I can answer that in three ways:
An MBA demands introspection
An MBA program is a rare opportunity in a professional's life, after undergraduate school and before retirement, to step back and ask yourself questions such as: What really motivates me, and how important are the hygiene factors of compensation, job prestige and so on. This introspective process, which begins at the application stage, and continues throughout the program, is one of the primary reasons I am pursuing an MBA.
Sauder is representative of my guiding principles
The Sauder MBA is a small program. There are 110 full-time MBA students in my cohort. This means my exposure to faculty and the bonds I'll build with classmates are, in my opinion, much greater than they would otherwise be in a larger program. Realizing that the value I get from the Sauder program is in direct proportion to the effort I put into it appeals to both my principles of preparation and hard work. Furthermore, the Sauder MBA is steeped in sustainability. There are clubs, courses, career tracks and incubators aimed at social innovation and sustainability. This resonates with my perception of self-worth and desire to some day work for an organization that values corporate social responsibility.
Pairing personal knowledge with skill development
I have two thoughts on this matter, paraphrased from U.S. journalist George Will and Hungarian polymath Michael Polanyi, respectively.

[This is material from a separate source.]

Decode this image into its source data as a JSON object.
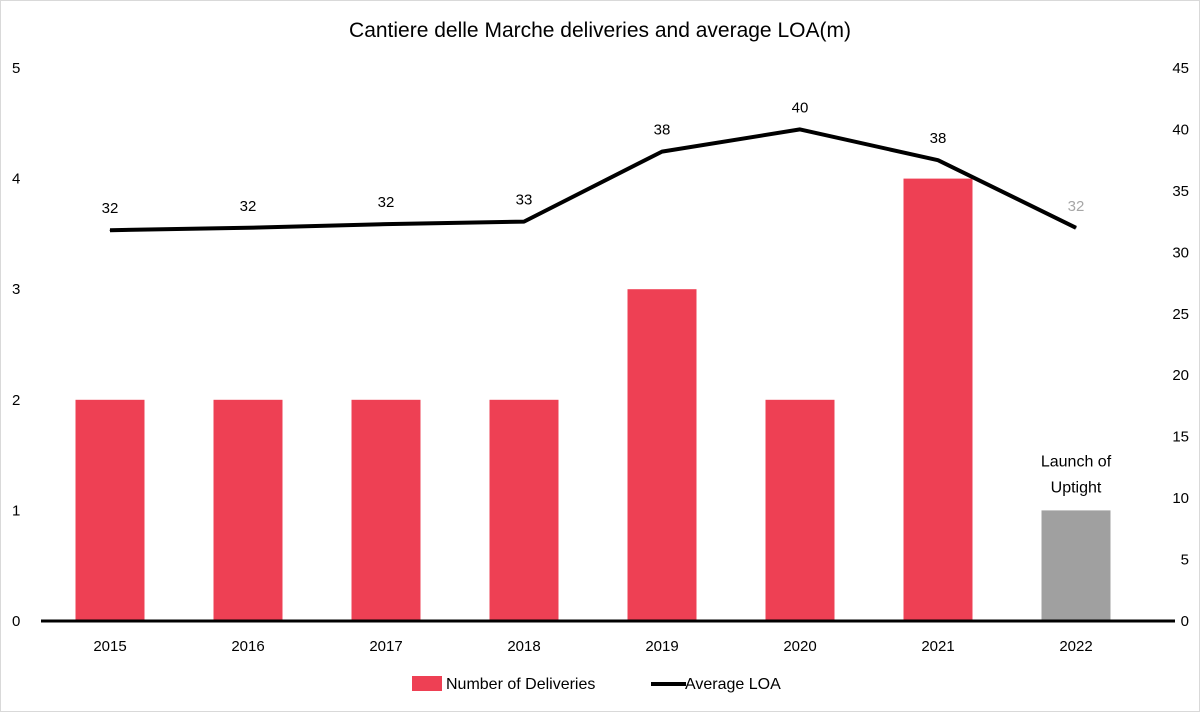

First, the future has a way of arriving unannounced. And second, you only truly know something when you can apply it to get results. These realities are what I am targeting through my education at Sauder; taking the introspective lessons I learn paired with the skill set developed and applying them to get results in an ever-changing work environment.
A classic Albert Einstein quote can be applied to how I value an MBA: "Not everything that counts can be counted and not everything that can be counted counts." When I reflect on this statement, I appreciate the uncountable benefits of an MBA: the relationships built, the confidence gained, and the introspective time to appreciate my unique skill set. These don't come with a grade, a signing bonus or an employment offer; however, these intangibles count. To me they count a lot.